Estou na hidromassagem sentindo a água quente aquecer a minha pele, relaxo com a água quentinha e quando me dou por satisfeita saiu da água e entro no meu quarto somente de roupão.

Quase caiu para trás quando vejo Vittorio bem ali no meio do quarto, sentado em uma cadeira perto da varanda fumando a porra de um charuto fedido para um caralho.

— Ah, não. Pelo amor de Deus, o que você está fazendo aqui, Vittorio? — Questiono parada, me mantendo bem longe dele.

— Temos que conversar, Afrodite! — Ele fala e eu nego veementemente. — Temos sim, meu amor!

— Não me chame de “meu amor, você perdeu esse direito a maldito dois anos, porra! — Falo com seriedade. — Tudo o que temos que conversar pode ser falado amanhã, agora eu estou com sono e

— Você irá voltar para a nossa casa comigo e agora! — Vittorio fala com seriedade, suspiro negando.

— Ou Vittorio, eu não quero travar essa guerra com você agora, mas se for preciso eu posso pegar a minha munição e te garanto que não é pouca. — Falo cortante.

Vittorio fuma a porra do charuto, traga e solta a fumaça aos poucos, seus olhos ainda estão fixos em mim.

— Eu não assinarei o pedido de divórcio, se é isso o que você acha que temos que conversar. — Fala e eu dou de ombros.

— Tá bom meu requerido, o juiz assinará por você! Agora sai do meu quarto e vá embora. — Falo e ele solta a fumaça abrindo um sorriso cretino.

— Se esse juiz desejar ser morto, ele com toda certeza irá mexer nisso. — Fala e eu nego rindo. Vendo que a minha risada mexe com ele o desestabiliza.

— Você é o Don na Rússia, mas seu irmão é o Dom da Itália e adivinha só? Lá na Itália é o Alessandro que manda e obedece quem tem juízo, ele já falou que irá me ajudar a ter o meu tão sonhado divórcio. — Falo, vejo pela sua mandíbula trincada que isso o incomoda, mas o desgraçado disfarça bem.

— Uma porra que ele vai, Alessandro não é doido! — Ele fala e sua voz fica mais sóbria.— Eu sou capaz de esquecer que ele tem meu sangue e cometer uma chacina, naquela porra de país.

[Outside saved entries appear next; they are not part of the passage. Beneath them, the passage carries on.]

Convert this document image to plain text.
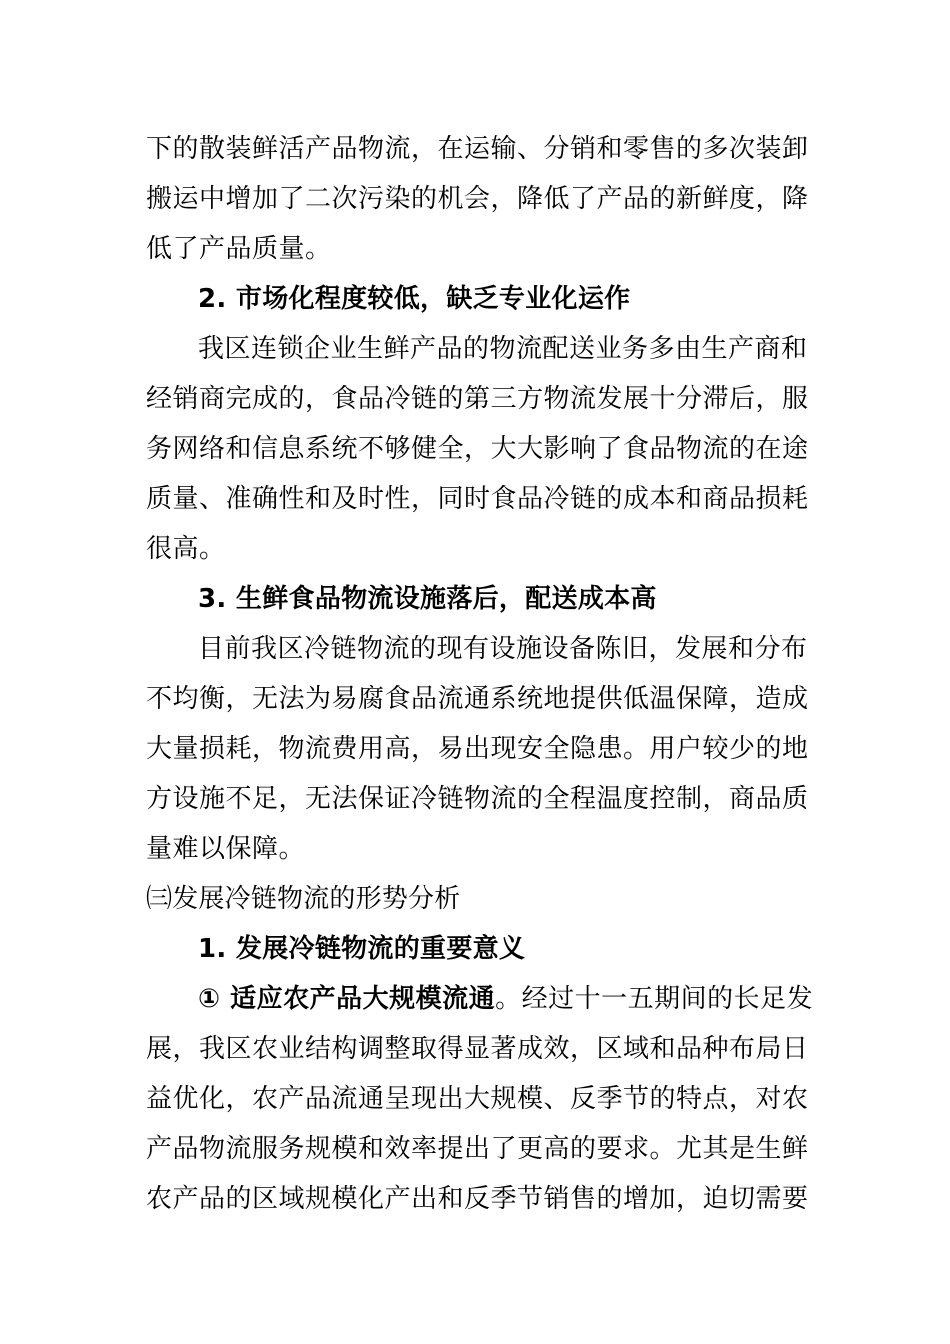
下的散装鲜活产品物流，在运输、分销和零售的多次装卸
搬运中增加了二次污染的机会，降低了产品的新鲜度，降
低了产品质量。
2. 市场化程度较低，缺乏专业化运作
我区连锁企业生鲜产品的物流配送业务多由生产商和
经销商完成的，食品冷链的第三方物流发展十分滞后，服
务网络和信息系统不够健全，大大影响了食品物流的在途
质量、准确性和及时性，同时食品冷链的成本和商品损耗
很高。
3. 生鲜食品物流设施落后，配送成本高
目前我区冷链物流的现有设施设备陈旧，发展和分布
不均衡，无法为易腐食品流通系统地提供低温保障，造成
大量损耗，物流费用高，易出现安全隐患。用户较少的地
方设施不足，无法保证冷链物流的全程温度控制，商品质
量难以保障。
㈢发展冷链物流的形势分析
1. 发展冷链物流的重要意义
① 适应农产品大规模流通。经过十一五期间的长足发
展，我区农业结构调整取得显著成效，区域和品种布局日
益优化，农产品流通呈现出大规模、反季节的特点，对农
产品物流服务规模和效率提出了更高的要求。尤其是生鲜
农产品的区域规模化产出和反季节销售的增加，迫切需要
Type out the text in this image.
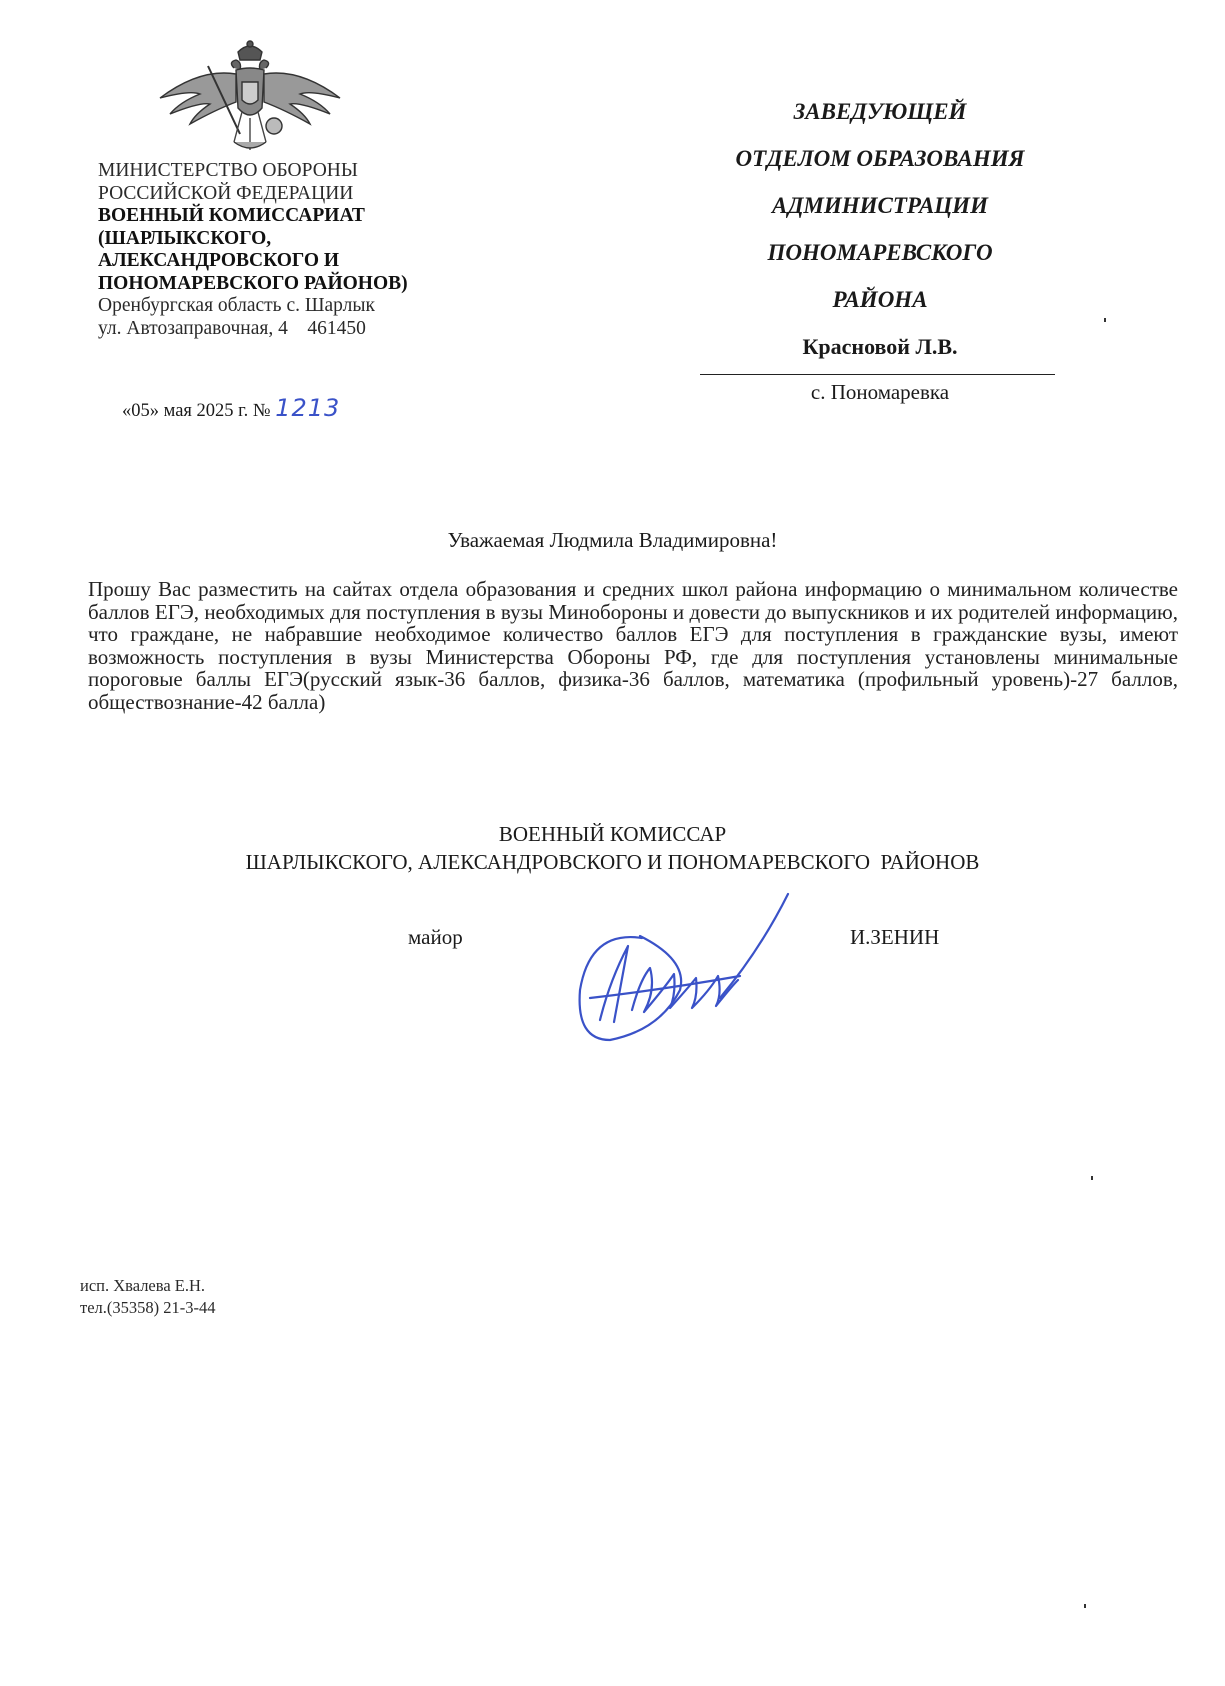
МИНИСТЕРСТВО ОБОРОНЫ
РОССИЙСКОЙ ФЕДЕРАЦИИ
ВОЕННЫЙ КОМИССАРИАТ
(ШАРЛЫКСКОГО,
АЛЕКСАНДРОВСКОГО И
ПОНОМАРЕВСКОГО РАЙОНОВ)
Оренбургская область с. Шарлык
ул. Автозаправочная, 4    461450
«05» мая 2025 г. № 1213
ЗАВЕДУЮЩЕЙ
ОТДЕЛОМ ОБРАЗОВАНИЯ
АДМИНИСТРАЦИИ
ПОНОМАРЕВСКОГО
РАЙОНА
Красновой Л.В.
с. Пономаревка
Уважаемая Людмила Владимировна!
Прошу Вас разместить на сайтах отдела образования и средних школ района информацию о минимальном количестве баллов ЕГЭ, необходимых для поступления в вузы Минобороны и довести до выпускников и их родителей информацию, что граждане, не набравшие необходимое количество баллов ЕГЭ для поступления в гражданские вузы, имеют возможность поступления в вузы Министерства Обороны РФ, где для поступления установлены минимальные пороговые баллы ЕГЭ(русский язык-36 баллов, физика-36 баллов, математика (профильный уровень)-27 баллов, обществознание-42 балла)
ВОЕННЫЙ КОМИССАР
ШАРЛЫКСКОГО, АЛЕКСАНДРОВСКОГО И ПОНОМАРЕВСКОГО  РАЙОНОВ
майор	И.ЗЕНИН
исп. Хвалева Е.Н.
тел.(35358) 21-3-44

Engulo em seco, pois pelo seu tom de voz ele não demonstra brincadeira. É triste pensar que esse Vittorio eu não reconheço mais e no final, meu pai conseguiu o Don que ele sempre quis.

— Eu não me importo, Don Vittorio. — Falo com a maior frieza do mundo, não lhe dando brecha para ver as minhas emoções. — Vai lá, mata todo mundo só para me ter ao seu lado, te odiando e desejando a sua morte. Eu posso te dar as balas e munição.

Eu vejo que a minha fala faz com que pela primeira vez ele oscile e deixe sua emoção reaparecer.

Respiro fundo e ando até a minha cama onde está a minha mala e pego um conjunto de moletom.

— Não é justo como você está tratando a sua mãe. — Ele fala e eu sorrio ironicamente. — Ela te ama e seu pai também.

— Os meus pais que nunca me abandonam, nunca abriram mão de mim e sempre estavam do meu lado mesmo eu sendo uma filha da puta, morreram queimados e eu tive que ir até o Brasil reconhecer os corpos, eles sim nunca me abandonaram. — Falo com seriedade.

— Você sabe muito bem que você foi sequestrada e tivemos que

— Chega! Não aja como se eu fosse a menina inocente que precisou que todos se colocassem em riscos. — Falo e solto uma risada irônica. — Você caiu na pilha do Vladimir, deixou ele entrar na sua cabeça e olha só no que deu.

Olho para a roupa em minha mão, ele já me viu nua um milhão de vezes, então eu simplesmente deixo a toalha cair.

Com rapidez visto a calça rapidamente e depois a blusa, sem olhar para ele eu vou até a porta e abro vendo três seguranças e me viro olhando para Vittorio.

— Estou cansada, preciso dormir e você está atrapalhando, pode se retirar!? — Falo olhando em seus olhos.

Vittorio se levanta, anda até mim calmamente e seus olhos transmitem um ar sério, do tipo

“eu sou a presa”

Quando ele está tão perto de mim que nossas respirações se misturam, eu me recuso dar um passo para trás.

— Amanhã, às 9h o motorista estará aqui para te buscar e levar você até mim, esteja lá em casa com todas as suas malas e não teste a porra da minha paciência, Kiara! Você não sabe o que eu sou capaz de fazer. — Ele fala com seriedade.

Engulo em seco e ele sai, eu bato a porta e travo com o trinco, pau no cu dele!

Me afasto da porta, ando até a cama e me jogo nela me enrolando no lençol, ele que lute! Porque ele também não sabe o que eu sou capaz de fazer.